Let $f$ and $g$ be functions mapping from $\mathbb{R}$ to $\mathbb{R}_+ /\{0\}$.
I'm wondering that is there a relation between $\sup_{x \in \mathbb{R}} \frac{f(x)}{g(x)}$ and $\frac{\sup_{x \in \mathbb{R}} f(x) }{\sup_{x \in \mathbb{R}} g(x)}$?
Is it $\sup_{x \in \mathbb{R}} \frac{f(x)}{g(x)} \leq \frac{\sup_{x \in \mathbb{R}} f(x) }{\sup_{x \in \mathbb{R}} g(x)}$? or $\sup_{x \in \mathbb{R}} \frac{f(x)}{g(x)} \geq \frac{\sup_{x \in \mathbb{R}} f(x) }{\sup_{x \in \mathbb{R}} g(x)}$?
Thanks in advance!
Simple counter-example
Let us look at $f$ and $g$ which are 1 on $\mathbb R$ except on 0 where $f(0)=0.2$ and $g(0)=0.1$.
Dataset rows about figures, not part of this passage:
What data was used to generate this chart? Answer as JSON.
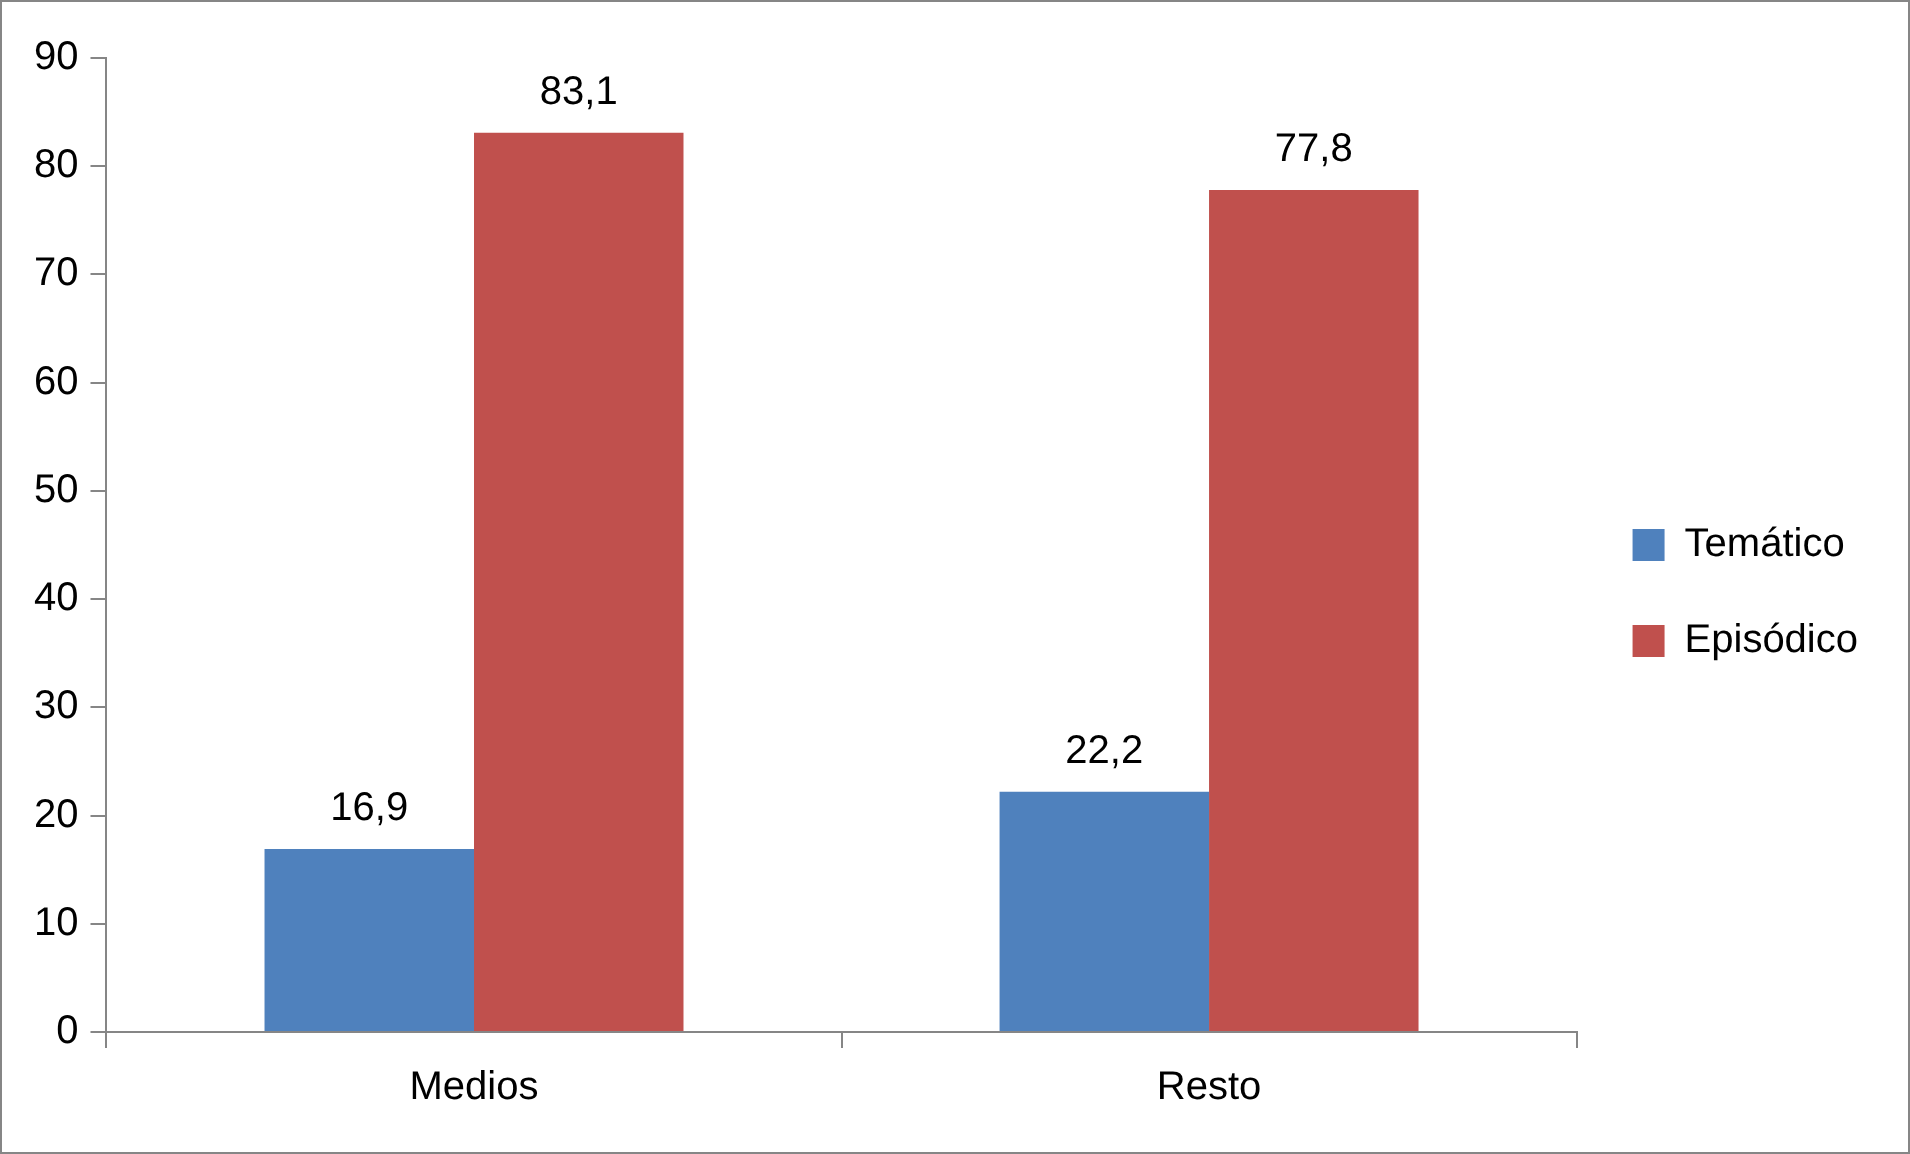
{
  "chart_data": {
    "type": "bar",
    "categories": [
      "Medios",
      "Resto"
    ],
    "series": [
      {
        "name": "Temático",
        "color": "#4f81bd",
        "values": [
          16.9,
          22.2
        ],
        "value_labels": [
          "16,9",
          "22,2"
        ]
      },
      {
        "name": "Episódico",
        "color": "#c0504d",
        "values": [
          83.1,
          77.8
        ],
        "value_labels": [
          "83,1",
          "77,8"
        ]
      }
    ],
    "ylim": [
      0,
      90
    ],
    "yticks": [
      0,
      10,
      20,
      30,
      40,
      50,
      60,
      70,
      80,
      90
    ],
    "grid": false,
    "legend": "right"
  }
}
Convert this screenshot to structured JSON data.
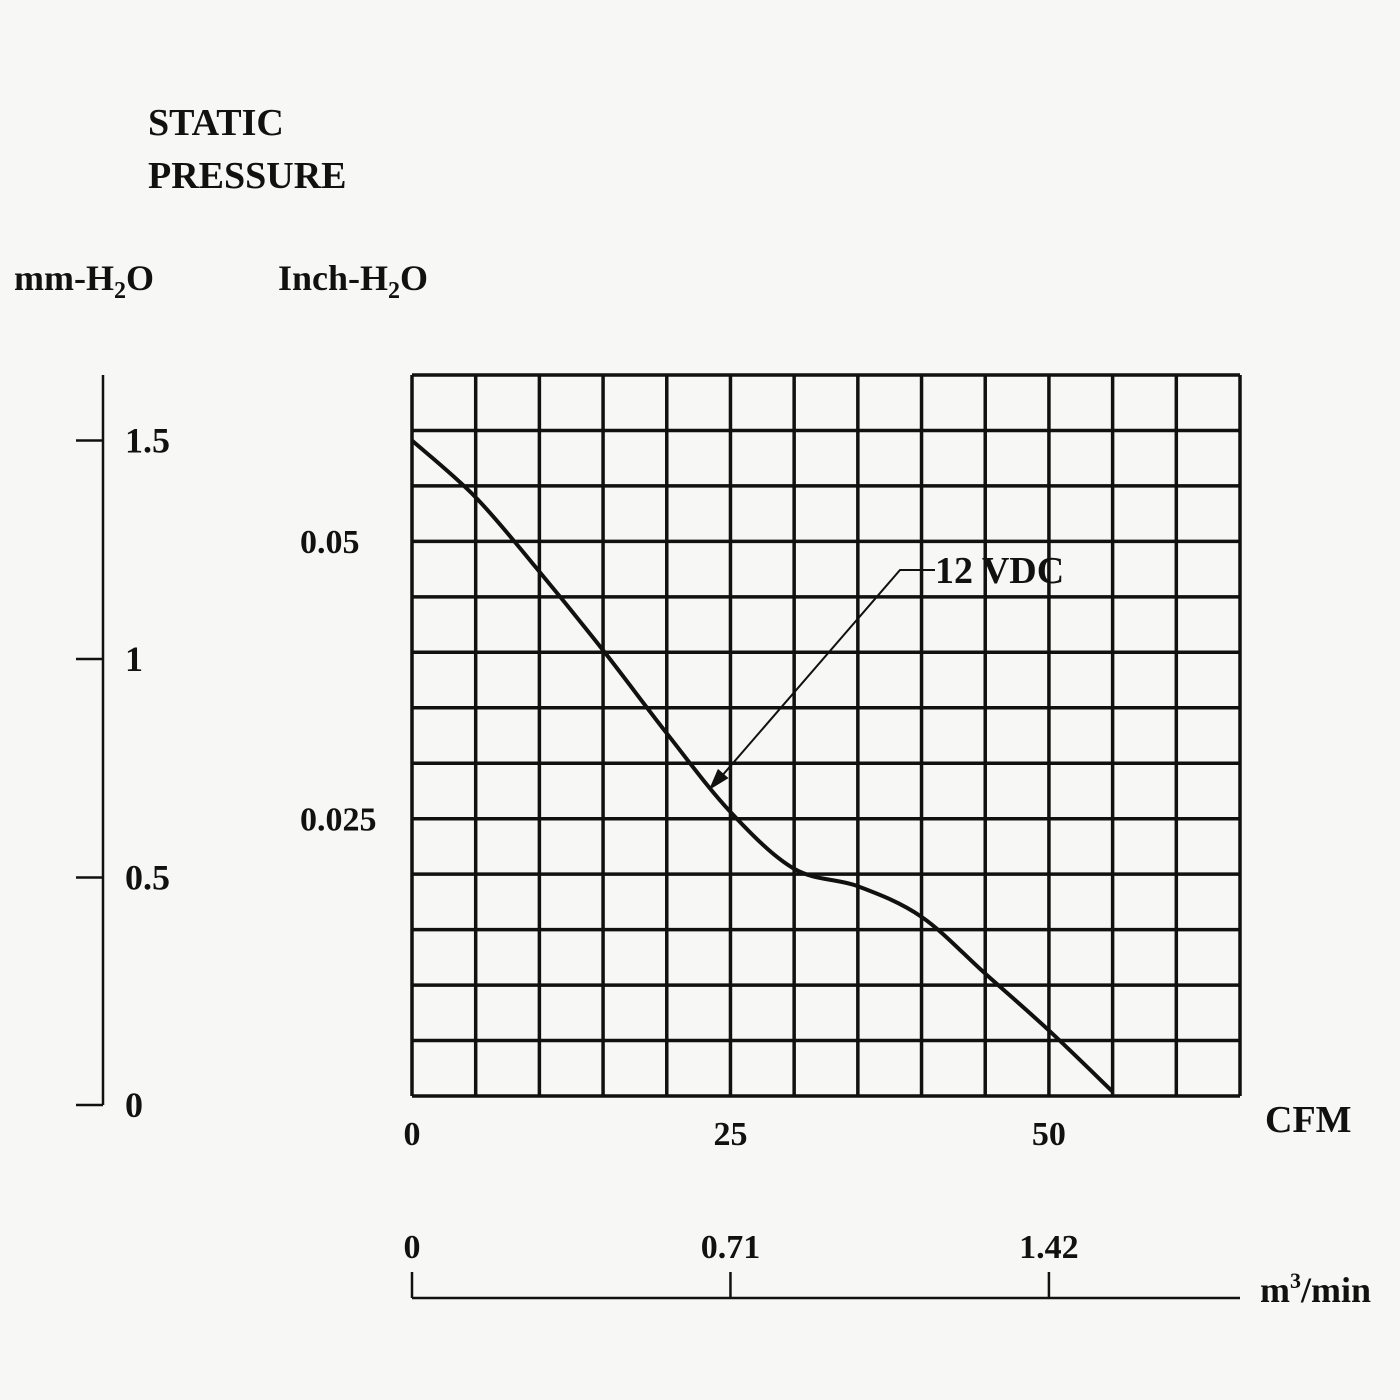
{
  "chart_data": {
    "type": "line",
    "title_line1": "STATIC",
    "title_line2": "PRESSURE",
    "mm_axis": {
      "label_prefix": "mm-H",
      "label_sub": "2",
      "label_suffix": "O",
      "ticks": [
        {
          "value": 0,
          "label": "0"
        },
        {
          "value": 0.5,
          "label": "0.5"
        },
        {
          "value": 1,
          "label": "1"
        },
        {
          "value": 1.5,
          "label": "1.5"
        }
      ],
      "range": [
        0,
        1.65
      ]
    },
    "inch_axis": {
      "label_prefix": "Inch-H",
      "label_sub": "2",
      "label_suffix": "O",
      "ticks": [
        {
          "value": 0.025,
          "label": "0.025"
        },
        {
          "value": 0.05,
          "label": "0.05"
        }
      ]
    },
    "x_axis": {
      "label": "CFM",
      "range": [
        0,
        65
      ],
      "ticks": [
        {
          "value": 0,
          "label": "0"
        },
        {
          "value": 25,
          "label": "25"
        },
        {
          "value": 50,
          "label": "50"
        }
      ]
    },
    "x2_axis": {
      "label_prefix": "m",
      "label_sup": "3",
      "label_suffix": "/min",
      "ticks": [
        {
          "cfm": 0,
          "label": "0"
        },
        {
          "cfm": 25,
          "label": "0.71"
        },
        {
          "cfm": 50,
          "label": "1.42"
        }
      ]
    },
    "grid": true,
    "series": [
      {
        "name": "12 VDC",
        "x": [
          0,
          5,
          10,
          15,
          20,
          25,
          30,
          35,
          40,
          45,
          50,
          55
        ],
        "y": [
          1.5,
          1.37,
          1.2,
          1.02,
          0.83,
          0.65,
          0.52,
          0.48,
          0.41,
          0.28,
          0.15,
          0.01
        ]
      }
    ],
    "annotation": {
      "text": "12 VDC",
      "target_x": 23.3,
      "target_y": 0.7
    }
  }
}
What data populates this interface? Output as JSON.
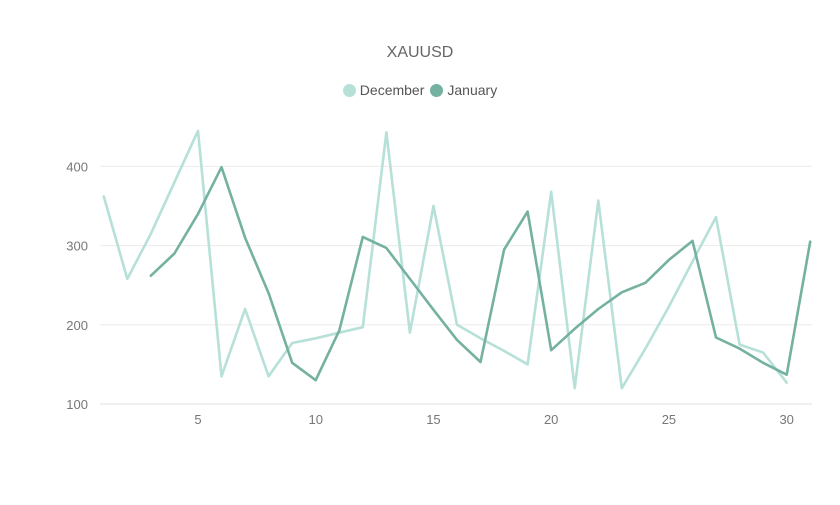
{
  "chart_data": {
    "type": "line",
    "title": "XAUUSD",
    "xlabel": "",
    "ylabel": "",
    "x_ticks": [
      5,
      10,
      15,
      20,
      25,
      30
    ],
    "y_ticks": [
      100,
      200,
      300,
      400
    ],
    "xlim": [
      0.5,
      31.5
    ],
    "ylim": [
      100,
      470
    ],
    "grid": true,
    "legend_position": "top-center",
    "series": [
      {
        "name": "December",
        "color": "#b6e0d8",
        "x": [
          1,
          2,
          3,
          4,
          5,
          6,
          7,
          8,
          9,
          10,
          11,
          12,
          13,
          14,
          15,
          16,
          17,
          18,
          19,
          20,
          21,
          22,
          23,
          24,
          25,
          26,
          27,
          28,
          29,
          30
        ],
        "values": [
          362,
          258,
          315,
          380,
          445,
          135,
          220,
          135,
          177,
          183,
          190,
          197,
          443,
          190,
          350,
          200,
          183,
          167,
          150,
          368,
          120,
          357,
          120,
          170,
          223,
          280,
          336,
          175,
          165,
          127
        ]
      },
      {
        "name": "January",
        "color": "#75b1a0",
        "x": [
          3,
          4,
          5,
          6,
          7,
          8,
          9,
          10,
          11,
          12,
          13,
          14,
          15,
          16,
          17,
          18,
          19,
          20,
          21,
          22,
          23,
          24,
          25,
          26,
          27,
          28,
          29,
          30,
          31
        ],
        "values": [
          262,
          290,
          340,
          399,
          310,
          240,
          152,
          130,
          193,
          311,
          297,
          258,
          219,
          181,
          153,
          295,
          343,
          168,
          195,
          220,
          241,
          253,
          282,
          306,
          184,
          170,
          152,
          137,
          305
        ]
      }
    ]
  }
}
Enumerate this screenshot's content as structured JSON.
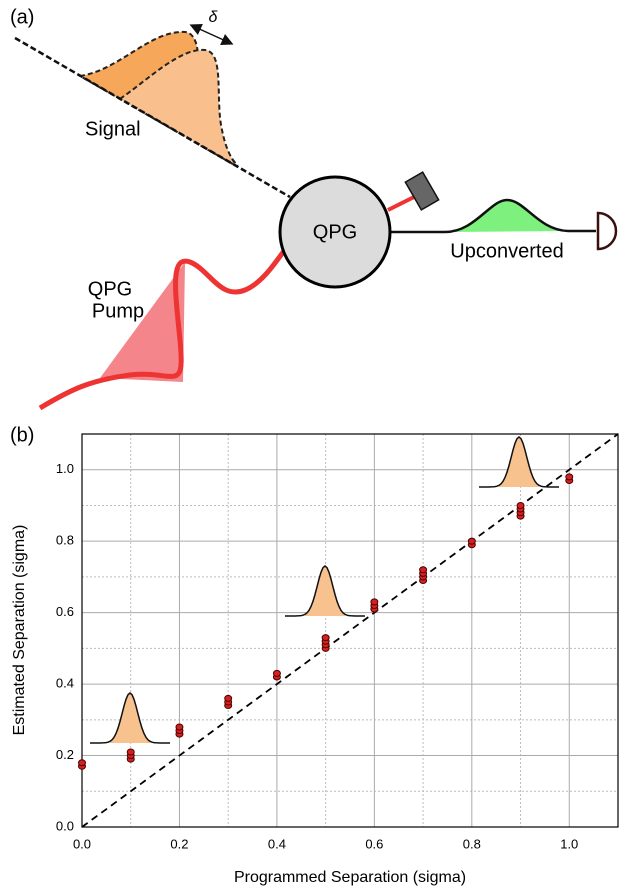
{
  "diagram": {
    "panel_label": "(a)",
    "delta": "δ",
    "signal": "Signal",
    "qpg": "QPG",
    "upconverted": "Upconverted",
    "pump_line1": "QPG",
    "pump_line2": "Pump"
  },
  "chart_data": {
    "type": "scatter",
    "panel_label": "(b)",
    "x_label": "Programmed Separation (sigma)",
    "y_label": "Estimated Separation (sigma)",
    "x": [
      0,
      0,
      0.1,
      0.1,
      0.1,
      0.2,
      0.2,
      0.2,
      0.3,
      0.3,
      0.3,
      0.4,
      0.4,
      0.5,
      0.5,
      0.5,
      0.5,
      0.6,
      0.6,
      0.6,
      0.7,
      0.7,
      0.7,
      0.7,
      0.8,
      0.8,
      0.9,
      0.9,
      0.9,
      0.9,
      1,
      1
    ],
    "values": [
      0.17,
      0.18,
      0.19,
      0.2,
      0.21,
      0.26,
      0.27,
      0.28,
      0.34,
      0.35,
      0.36,
      0.42,
      0.43,
      0.5,
      0.51,
      0.52,
      0.53,
      0.61,
      0.62,
      0.63,
      0.69,
      0.7,
      0.71,
      0.72,
      0.79,
      0.8,
      0.87,
      0.88,
      0.89,
      0.9,
      0.97,
      0.98
    ],
    "color": "#d42020",
    "reference_line": {
      "x": [
        0,
        1.1
      ],
      "values": [
        0,
        1.1
      ]
    },
    "xlim": [
      0,
      1.1
    ],
    "ylim": [
      0,
      1.1
    ],
    "xticks": [
      {
        "value": 0,
        "label": "0.0"
      },
      0.2,
      0.4,
      0.6,
      0.8,
      {
        "value": 1,
        "label": "1.0"
      }
    ],
    "yticks": [
      {
        "value": 0,
        "label": "0.0"
      },
      0.2,
      0.4,
      0.6,
      0.8,
      {
        "value": 1,
        "label": "1.0"
      }
    ],
    "xminorticks": [
      0.1,
      0.3,
      0.5,
      0.7,
      0.9
    ],
    "yminorticks": [
      0.1,
      0.3,
      0.5,
      0.7,
      0.9
    ],
    "grid": true
  }
}
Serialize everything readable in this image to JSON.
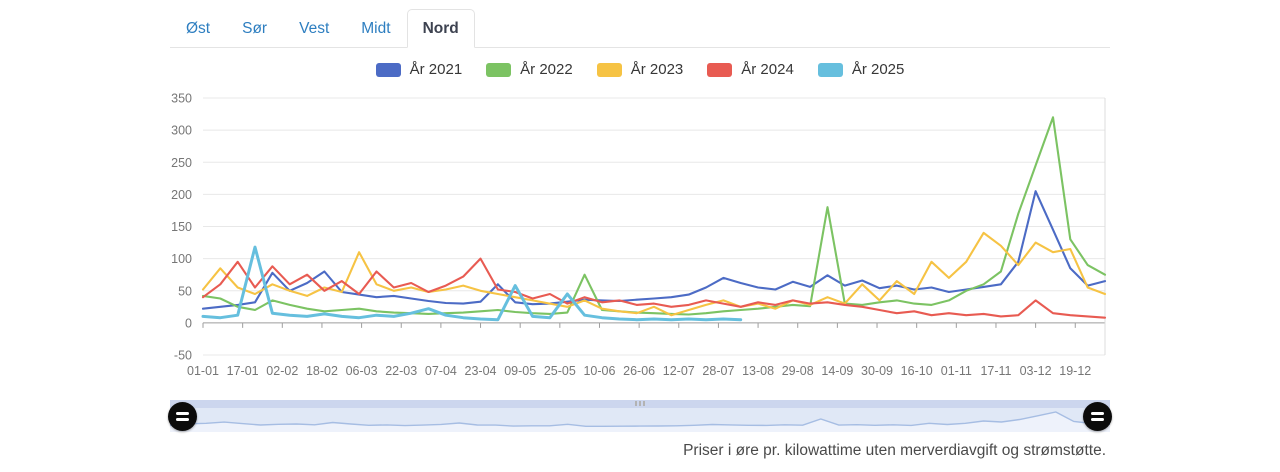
{
  "tabs": {
    "items": [
      {
        "id": "ost",
        "label": "Øst",
        "active": false
      },
      {
        "id": "sor",
        "label": "Sør",
        "active": false
      },
      {
        "id": "vest",
        "label": "Vest",
        "active": false
      },
      {
        "id": "midt",
        "label": "Midt",
        "active": false
      },
      {
        "id": "nord",
        "label": "Nord",
        "active": true
      }
    ]
  },
  "legend": [
    {
      "label": "År 2021",
      "color": "#4C6BC5"
    },
    {
      "label": "År 2022",
      "color": "#7CC363"
    },
    {
      "label": "År 2023",
      "color": "#F6C344"
    },
    {
      "label": "År 2024",
      "color": "#E85B52"
    },
    {
      "label": "År 2025",
      "color": "#66BFDE"
    }
  ],
  "chart_data": {
    "type": "line",
    "title": "",
    "xlabel": "",
    "ylabel": "",
    "ylim": [
      -50,
      350
    ],
    "y_ticks": [
      350,
      300,
      250,
      200,
      150,
      100,
      50,
      0,
      -50
    ],
    "x_tick_labels": [
      "01-01",
      "17-01",
      "02-02",
      "18-02",
      "06-03",
      "22-03",
      "07-04",
      "23-04",
      "09-05",
      "25-05",
      "10-06",
      "26-06",
      "12-07",
      "28-07",
      "13-08",
      "29-08",
      "14-09",
      "30-09",
      "16-10",
      "01-11",
      "17-11",
      "03-12",
      "19-12"
    ],
    "x_tick_interval_days": 16,
    "x_range_days": 364,
    "sampling": "weekly estimates, day = index * 7, values in øre/kWh",
    "grid": true,
    "legend_position": "top-center",
    "series": [
      {
        "name": "År 2021",
        "color": "#4C6BC5",
        "values": [
          22,
          25,
          28,
          32,
          78,
          50,
          62,
          80,
          48,
          44,
          40,
          42,
          38,
          34,
          31,
          30,
          33,
          60,
          32,
          29,
          30,
          33,
          36,
          35,
          34,
          36,
          38,
          40,
          44,
          55,
          70,
          62,
          55,
          52,
          64,
          56,
          74,
          58,
          66,
          54,
          58,
          52,
          55,
          48,
          52,
          56,
          60,
          95,
          205,
          145,
          85,
          58,
          65
        ]
      },
      {
        "name": "År 2022",
        "color": "#7CC363",
        "values": [
          42,
          38,
          25,
          20,
          35,
          28,
          22,
          18,
          20,
          22,
          18,
          16,
          15,
          14,
          15,
          16,
          18,
          20,
          17,
          15,
          14,
          16,
          75,
          20,
          18,
          16,
          15,
          14,
          13,
          15,
          18,
          20,
          22,
          25,
          28,
          26,
          180,
          30,
          28,
          32,
          35,
          30,
          28,
          35,
          50,
          60,
          80,
          170,
          245,
          320,
          130,
          90,
          75
        ]
      },
      {
        "name": "År 2023",
        "color": "#F6C344",
        "values": [
          52,
          85,
          55,
          45,
          60,
          50,
          42,
          55,
          48,
          110,
          60,
          50,
          55,
          48,
          52,
          58,
          50,
          45,
          40,
          35,
          30,
          25,
          35,
          22,
          18,
          15,
          25,
          12,
          20,
          28,
          35,
          25,
          30,
          22,
          35,
          28,
          40,
          30,
          60,
          35,
          65,
          45,
          95,
          70,
          95,
          140,
          120,
          90,
          125,
          110,
          115,
          55,
          45
        ]
      },
      {
        "name": "År 2024",
        "color": "#E85B52",
        "values": [
          40,
          60,
          95,
          55,
          88,
          60,
          75,
          50,
          65,
          45,
          80,
          55,
          62,
          48,
          58,
          72,
          100,
          52,
          48,
          38,
          45,
          30,
          40,
          32,
          35,
          28,
          30,
          25,
          28,
          35,
          30,
          25,
          32,
          28,
          35,
          30,
          32,
          28,
          25,
          20,
          15,
          18,
          12,
          15,
          12,
          14,
          10,
          12,
          35,
          15,
          12,
          10,
          8
        ]
      },
      {
        "name": "År 2025",
        "color": "#66BFDE",
        "values": [
          10,
          8,
          12,
          118,
          15,
          12,
          10,
          14,
          10,
          8,
          12,
          10,
          15,
          22,
          12,
          8,
          6,
          5,
          58,
          10,
          8,
          45,
          12,
          8,
          6,
          5,
          6,
          5,
          6,
          5,
          6,
          5
        ]
      }
    ]
  },
  "slider": {
    "selected_range": "full",
    "track_color": "#e0e8f6",
    "selected_bar_color": "#ccd6ee",
    "navigator_line_color": "#a6bde3",
    "handle_color": "#0b0b0b"
  },
  "caption": "Priser i øre pr. kilowattime uten merverdiavgift og strømstøtte."
}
Then $\sup_{x \in \mathbb{R}} \frac{f(x)}{g(x)}=2$ and $\frac{\sup_{x \in \mathbb{R}} f(x) }{\sup_{x \in \mathbb{R}} g(x)}=1$
Now inverse the role of $f$ and $g$ and you get $\sup_{x \in \mathbb{R}} \frac{f(x)}{g(x)}=0.5$ and $\frac{\sup_{x \in \mathbb{R}} f(x) }{\sup_{x \in \mathbb{R}} g(x)}=1$
Finally we cannot conclude anything!
Edit: If we consider smooth functions,
let us take $f(x)=1-0.8\exp(-x^2/2)$ and $g(x)=1-0.9\exp(-x^2/2)$
Then $\sup_{x \in \mathbb{R}} \frac{f(x)}{g(x)}=2$ and $\frac{\sup_{x \in \mathbb{R}} f(x) }{\sup_{x \in \mathbb{R}} g(x)}=1$
And again, you can inverse the role of $f$ and $g$ to obtain the inequality in the reverse direction.